Playing their game means playing with confidence and defending. So far in seven March home games, the Hawks, who are 33-9 when holding teams under 100 points, have allowed only one opponent to even reach 90 and have held their opponents to 20 points or less in eight of the 14 second-half quarters.
“We’ve definitely learned that we need to raise our level of play and really focus in on defending and rebounding,” said center Al Horford, who has stepped up, scoring 14.2 points and 10.4 boards over his last 10 games.
“Last year we just had lapses where we kept on losing focus and maybe got off track,” he added. “This year we know what it takes to be one of the better teams and we're really taking care of the games that we're supposed to take care of. You're going to see us playing at a high level because there's going to be so many good teams that are going to be coming in here back-to-back. We're excited about the challenge.”
That challenge escalates at the end of March, as Philips sees a murderer's row of San Antonio (March 25), Boston (March 27) and the Lakers (March 29).

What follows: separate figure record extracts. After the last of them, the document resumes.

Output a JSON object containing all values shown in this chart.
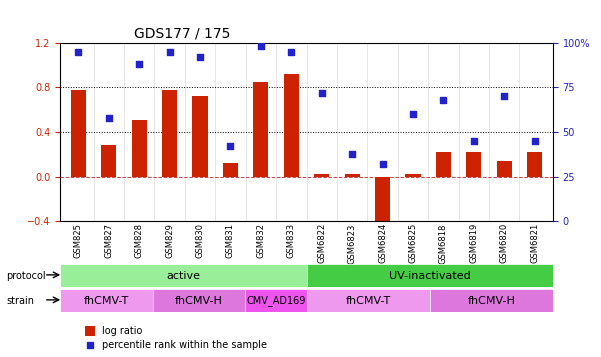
{
  "title": "GDS177 / 175",
  "samples": [
    "GSM825",
    "GSM827",
    "GSM828",
    "GSM829",
    "GSM830",
    "GSM831",
    "GSM832",
    "GSM833",
    "GSM6822",
    "GSM6823",
    "GSM6824",
    "GSM6825",
    "GSM6818",
    "GSM6819",
    "GSM6820",
    "GSM6821"
  ],
  "log_ratio": [
    0.78,
    0.28,
    0.51,
    0.78,
    0.72,
    0.12,
    0.85,
    0.92,
    0.02,
    0.02,
    -0.58,
    0.02,
    0.22,
    0.22,
    0.14,
    0.22
  ],
  "percentile": [
    95,
    58,
    88,
    95,
    92,
    42,
    98,
    95,
    72,
    38,
    32,
    60,
    68,
    45,
    70,
    45
  ],
  "ylim_left": [
    -0.4,
    1.2
  ],
  "ylim_right": [
    0,
    100
  ],
  "yticks_left": [
    -0.4,
    0.0,
    0.4,
    0.8,
    1.2
  ],
  "yticks_right": [
    0,
    25,
    50,
    75,
    100
  ],
  "bar_color": "#cc2200",
  "dot_color": "#2222cc",
  "protocol_groups": [
    {
      "label": "active",
      "start": 0,
      "end": 7,
      "color": "#99ee99"
    },
    {
      "label": "UV-inactivated",
      "start": 8,
      "end": 15,
      "color": "#44cc44"
    }
  ],
  "strain_groups": [
    {
      "label": "fhCMV-T",
      "start": 0,
      "end": 2,
      "color": "#ee99ee"
    },
    {
      "label": "fhCMV-H",
      "start": 3,
      "end": 5,
      "color": "#dd77dd"
    },
    {
      "label": "CMV_AD169",
      "start": 6,
      "end": 7,
      "color": "#ee55ee"
    },
    {
      "label": "fhCMV-T",
      "start": 8,
      "end": 11,
      "color": "#ee99ee"
    },
    {
      "label": "fhCMV-H",
      "start": 12,
      "end": 15,
      "color": "#dd77dd"
    }
  ],
  "legend_items": [
    {
      "label": "log ratio",
      "color": "#cc2200"
    },
    {
      "label": "percentile rank within the sample",
      "color": "#2222cc"
    }
  ]
}
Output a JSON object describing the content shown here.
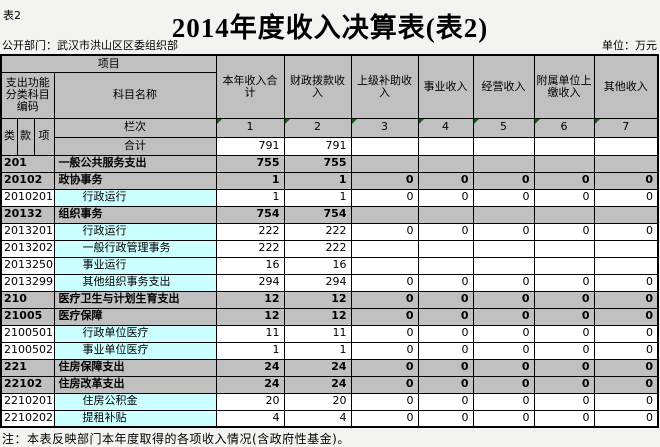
{
  "page": {
    "corner_label": "表2",
    "title": "2014年度收入决算表(表2)",
    "department_label": "公开部门：武汉市洪山区区委组织部",
    "unit_label": "单位：万元",
    "note": "注：本表反映部门本年度取得的各项收入情况(含政府性基金)。"
  },
  "colors": {
    "header_bg": "#c0c0c0",
    "detail_name_bg": "#ccffff",
    "flag_triangle_green": "#066a06"
  },
  "table": {
    "header": {
      "item_label": "项目",
      "code_label": "支出功能分类科目编码",
      "subject_name_label": "科目名称",
      "code_sub_columns": [
        "类",
        "款",
        "项"
      ],
      "row_index_label": "栏次",
      "column_numbers": [
        "1",
        "2",
        "3",
        "4",
        "5",
        "6",
        "7"
      ],
      "value_columns": [
        "本年收入合计",
        "财政拨款收入",
        "上级补助收入",
        "事业收入",
        "经营收入",
        "附属单位上缴收入",
        "其他收入"
      ],
      "total_label": "合计"
    },
    "total_row": {
      "values": [
        "791",
        "791",
        "",
        "",
        "",
        "",
        ""
      ]
    },
    "rows": [
      {
        "code": "201",
        "name": "一般公共服务支出",
        "style": "category",
        "values": [
          "755",
          "755",
          "",
          "",
          "",
          "",
          ""
        ]
      },
      {
        "code": "20102",
        "name": "政协事务",
        "style": "category",
        "values": [
          "1",
          "1",
          "0",
          "0",
          "0",
          "0",
          "0"
        ]
      },
      {
        "code": "2010201",
        "name": "行政运行",
        "style": "detail",
        "values": [
          "1",
          "1",
          "0",
          "0",
          "0",
          "0",
          "0"
        ]
      },
      {
        "code": "20132",
        "name": "组织事务",
        "style": "category",
        "values": [
          "754",
          "754",
          "",
          "",
          "",
          "",
          ""
        ]
      },
      {
        "code": "2013201",
        "name": "行政运行",
        "style": "detail",
        "values": [
          "222",
          "222",
          "0",
          "0",
          "0",
          "0",
          "0"
        ]
      },
      {
        "code": "2013202",
        "name": "一般行政管理事务",
        "style": "detail",
        "values": [
          "222",
          "222",
          "",
          "",
          "",
          "",
          ""
        ]
      },
      {
        "code": "2013250",
        "name": "事业运行",
        "style": "detail",
        "values": [
          "16",
          "16",
          "",
          "",
          "",
          "",
          ""
        ]
      },
      {
        "code": "2013299",
        "name": "其他组织事务支出",
        "style": "detail",
        "values": [
          "294",
          "294",
          "0",
          "0",
          "0",
          "0",
          "0"
        ]
      },
      {
        "code": "210",
        "name": "医疗卫生与计划生育支出",
        "style": "category",
        "values": [
          "12",
          "12",
          "0",
          "0",
          "0",
          "0",
          "0"
        ]
      },
      {
        "code": "21005",
        "name": "医疗保障",
        "style": "category",
        "values": [
          "12",
          "12",
          "0",
          "0",
          "0",
          "0",
          "0"
        ]
      },
      {
        "code": "2100501",
        "name": "行政单位医疗",
        "style": "detail",
        "values": [
          "11",
          "11",
          "0",
          "0",
          "0",
          "0",
          "0"
        ]
      },
      {
        "code": "2100502",
        "name": "事业单位医疗",
        "style": "detail",
        "values": [
          "1",
          "1",
          "0",
          "0",
          "0",
          "0",
          "0"
        ]
      },
      {
        "code": "221",
        "name": "住房保障支出",
        "style": "category",
        "values": [
          "24",
          "24",
          "0",
          "0",
          "0",
          "0",
          "0"
        ]
      },
      {
        "code": "22102",
        "name": "住房改革支出",
        "style": "category",
        "values": [
          "24",
          "24",
          "0",
          "0",
          "0",
          "0",
          "0"
        ]
      },
      {
        "code": "2210201",
        "name": "住房公积金",
        "style": "detail",
        "values": [
          "20",
          "20",
          "0",
          "0",
          "0",
          "0",
          "0"
        ]
      },
      {
        "code": "2210202",
        "name": "提租补贴",
        "style": "detail",
        "values": [
          "4",
          "4",
          "0",
          "0",
          "0",
          "0",
          "0"
        ]
      }
    ]
  }
}
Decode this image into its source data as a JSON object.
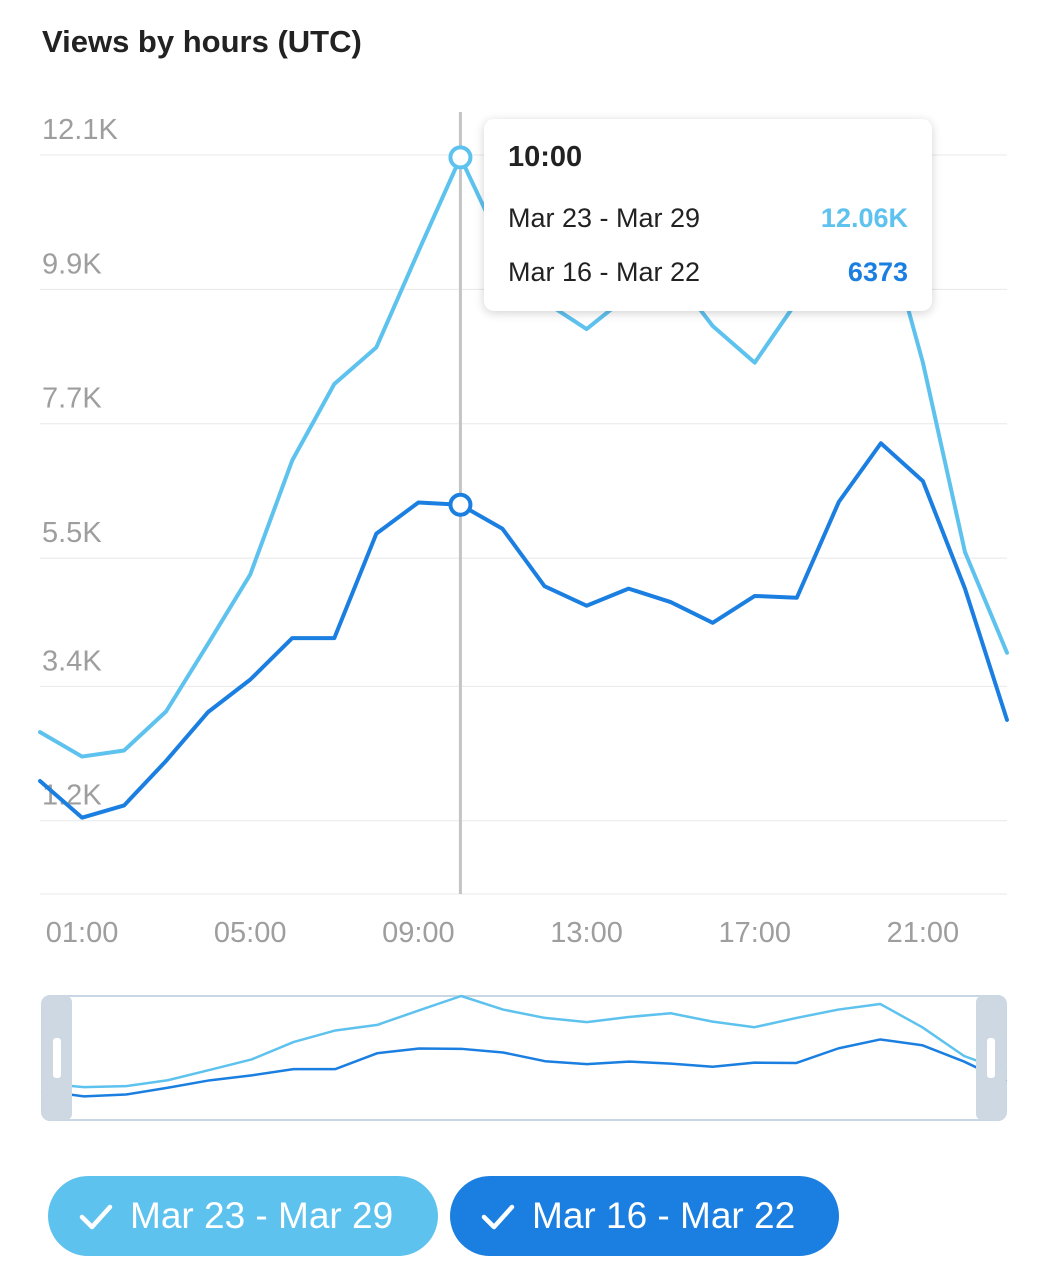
{
  "title": "Views by hours (UTC)",
  "colors": {
    "series_a": "#5ec2ee",
    "series_b": "#1a7fe0",
    "grid": "#e8e8e8",
    "axis_text": "#9e9e9e"
  },
  "tooltip": {
    "time": "10:00",
    "rows": [
      {
        "label": "Mar 23 - Mar 29",
        "value": "12.06K"
      },
      {
        "label": "Mar 16 - Mar 22",
        "value": "6373"
      }
    ]
  },
  "legend": [
    {
      "label": "Mar 23 - Mar 29",
      "checked": true
    },
    {
      "label": "Mar 16 - Mar 22",
      "checked": true
    }
  ],
  "chart_data": {
    "type": "line",
    "title": "Views by hours (UTC)",
    "xlabel": "",
    "ylabel": "",
    "x": [
      0,
      1,
      2,
      3,
      4,
      5,
      6,
      7,
      8,
      9,
      10,
      11,
      12,
      13,
      14,
      15,
      16,
      17,
      18,
      19,
      20,
      21,
      22,
      23
    ],
    "x_ticks": [
      {
        "x": 1,
        "label": "01:00"
      },
      {
        "x": 5,
        "label": "05:00"
      },
      {
        "x": 9,
        "label": "09:00"
      },
      {
        "x": 13,
        "label": "13:00"
      },
      {
        "x": 17,
        "label": "17:00"
      },
      {
        "x": 21,
        "label": "21:00"
      }
    ],
    "y_ticks": [
      {
        "y": 1200,
        "label": "1.2K"
      },
      {
        "y": 3400,
        "label": "3.4K"
      },
      {
        "y": 5500,
        "label": "5.5K"
      },
      {
        "y": 7700,
        "label": "7.7K"
      },
      {
        "y": 9900,
        "label": "9.9K"
      },
      {
        "y": 12100,
        "label": "12.1K"
      }
    ],
    "ylim": [
      0,
      13000
    ],
    "xlim": [
      0,
      23
    ],
    "grid": true,
    "highlight_x": 10,
    "series": [
      {
        "name": "Mar 23 - Mar 29",
        "values": [
          2650,
          2250,
          2350,
          2990,
          4100,
          5230,
          7100,
          8350,
          8950,
          10520,
          12060,
          10600,
          9700,
          9250,
          9800,
          10200,
          9300,
          8700,
          9700,
          10600,
          11200,
          8700,
          5600,
          3950
        ]
      },
      {
        "name": "Mar 16 - Mar 22",
        "values": [
          1850,
          1250,
          1450,
          2180,
          2980,
          3510,
          4190,
          4190,
          5900,
          6410,
          6373,
          5980,
          5040,
          4720,
          5000,
          4780,
          4440,
          4880,
          4850,
          6420,
          7380,
          6760,
          5000,
          2850
        ]
      }
    ]
  }
}
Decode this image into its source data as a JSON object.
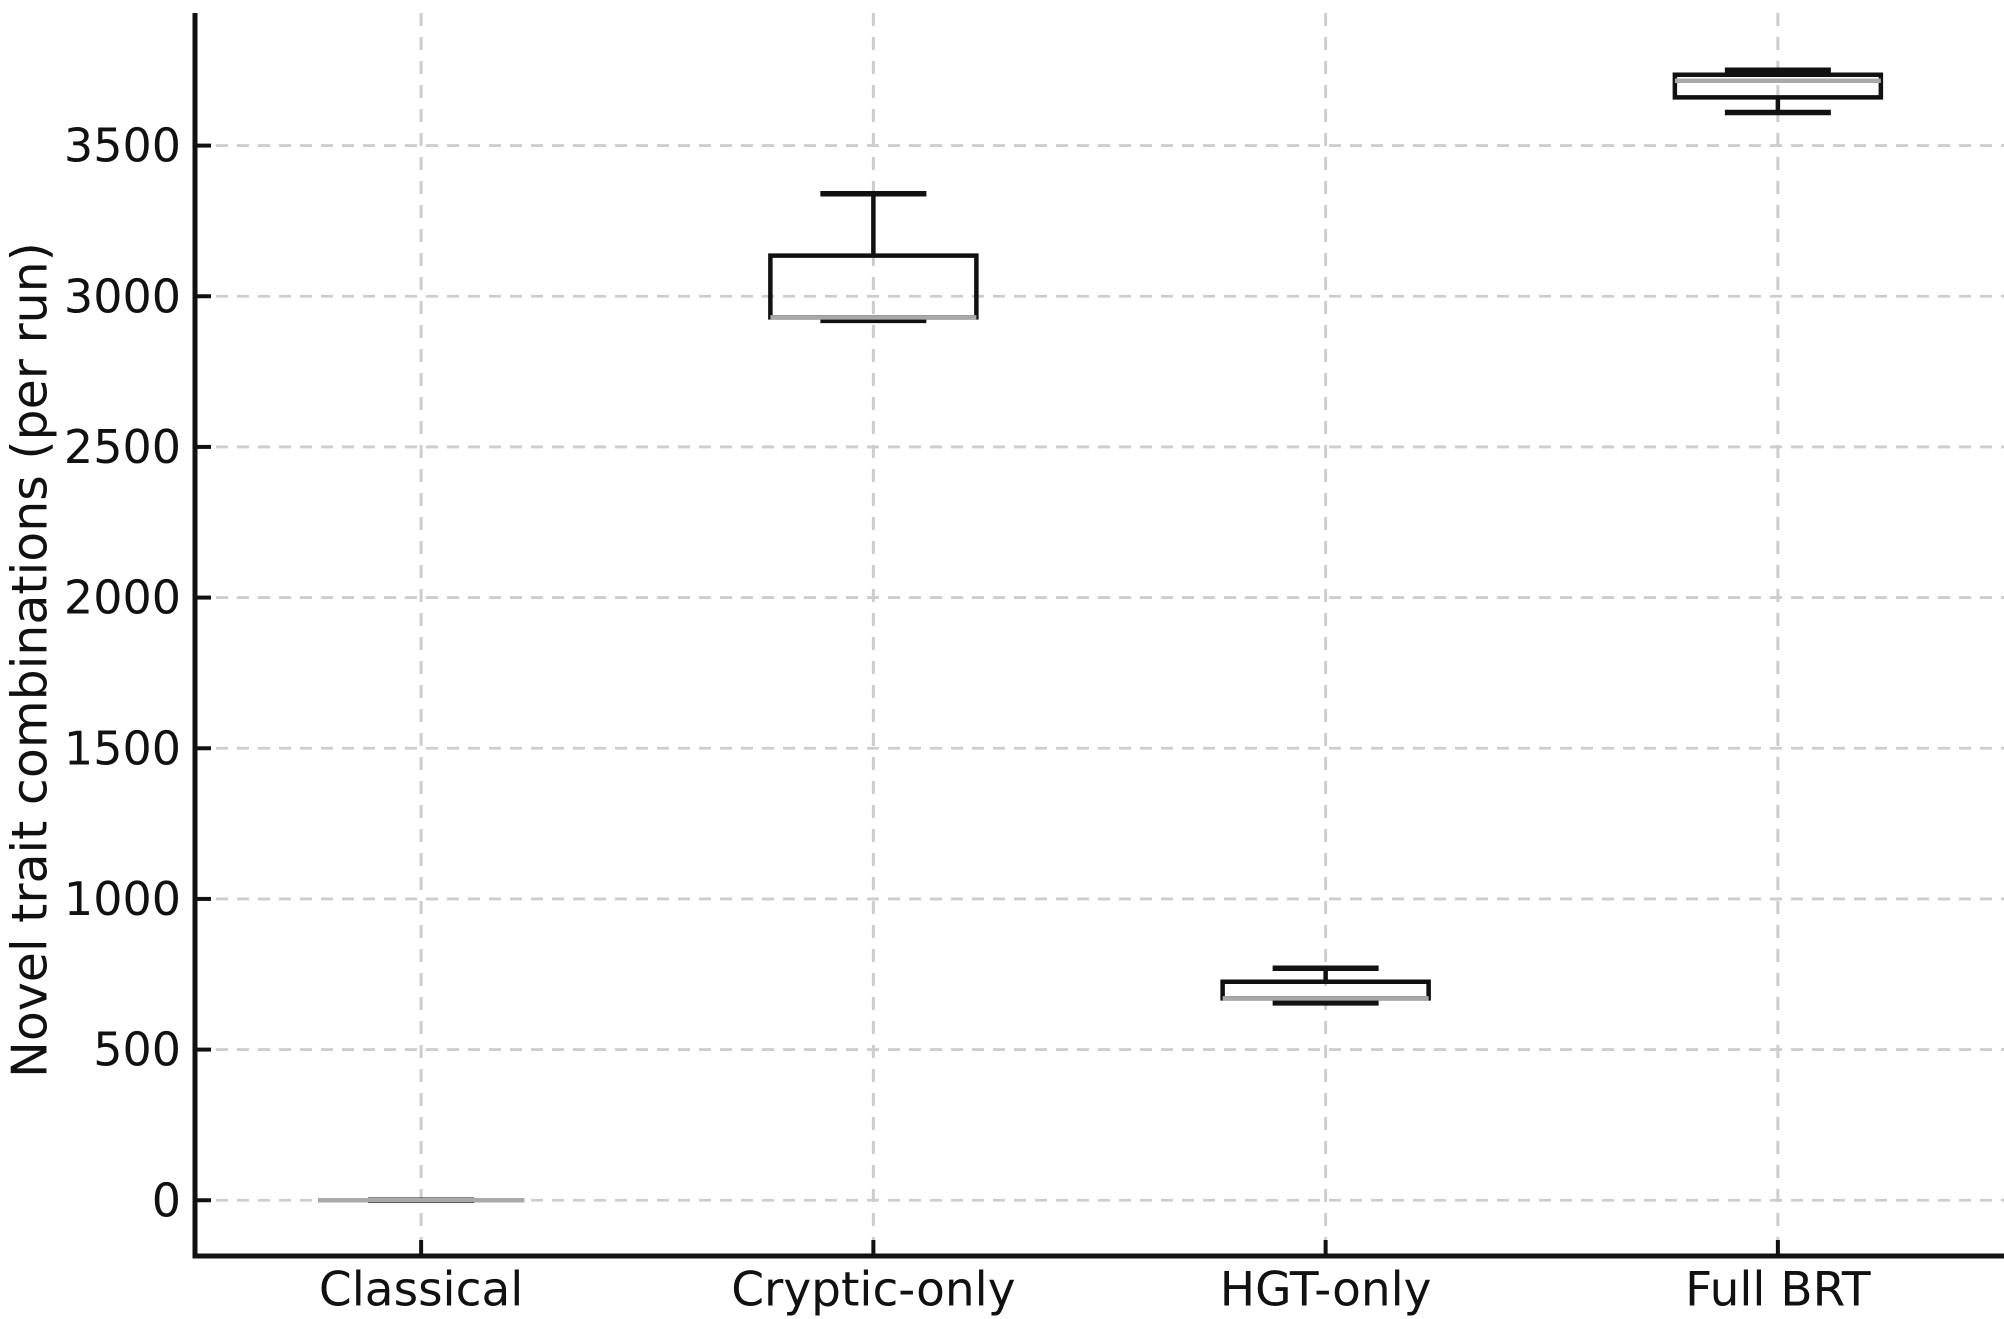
{
  "chart_data": {
    "type": "box",
    "title": "",
    "xlabel": "",
    "ylabel": "Novel trait combinations (per run)",
    "categories": [
      "Classical",
      "Cryptic-only",
      "HGT-only",
      "Full BRT"
    ],
    "boxes": [
      {
        "label": "Classical",
        "whisker_low": 0,
        "q1": 0,
        "median": 0,
        "q3": 0,
        "whisker_high": 0
      },
      {
        "label": "Cryptic-only",
        "whisker_low": 2920,
        "q1": 2930,
        "median": 2930,
        "q3": 3135,
        "whisker_high": 3340
      },
      {
        "label": "HGT-only",
        "whisker_low": 655,
        "q1": 670,
        "median": 670,
        "q3": 725,
        "whisker_high": 770
      },
      {
        "label": "Full BRT",
        "whisker_low": 3610,
        "q1": 3660,
        "median": 3715,
        "q3": 3735,
        "whisker_high": 3750
      }
    ],
    "yticks": [
      0,
      500,
      1000,
      1500,
      2000,
      2500,
      3000,
      3500
    ],
    "ylim": [
      -185,
      3940
    ],
    "grid": {
      "horizontal": true,
      "vertical": true,
      "style": "dashed"
    },
    "legend_position": "none",
    "colors": {
      "box_edge": "#111111",
      "whisker": "#111111",
      "median": "#a9a9a9",
      "grid": "#cdcdcd",
      "spine": "#111111",
      "text": "#111111",
      "background": "#ffffff"
    }
  }
}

"It's our schedule. It is what it is," said Woodson, whose team is 12-3 at home the last two years in March. "When we looked at the schedule coming into the season, there were some months like February, where we only had three home games and eight road games and we had to figure out how we were going to win games out on the road. We went 4-4, which was very respectable for our team. It doesn't matter who you're playing. My whole ideal is if you can take the Celtics to seven games there's not a team you can't beat in this league. I don't care if it's on the road or at home. Sure, it's better at home because you're comfortable at home. You're playing in front of your fans, on your own floor. We've got to take them one game at a time."
While the Hawks refuse to admit they're looking past the day on the calendar, they can't help but have one eye on late-April and May, something they're getting a taste of now.
"The good thing about the good teams coming to town is it's going to be perfect for us to get ready for the playoffs," said center Zaza Pachulia. "It's going to be playoff intensity. They're good teams and they don't want to lose. They're playing for something too. No games will be easy. So that's a good thing. We're going to be used to playoff-intensity games for the playoffs."
"Nobody ever said it was going to be easy," added veteran guard Flip Murray. "Even though we have a lot of home games, it's going to be tough. We have some great games coming up against some great teams so we've just got to be prepared to step up to the challenge."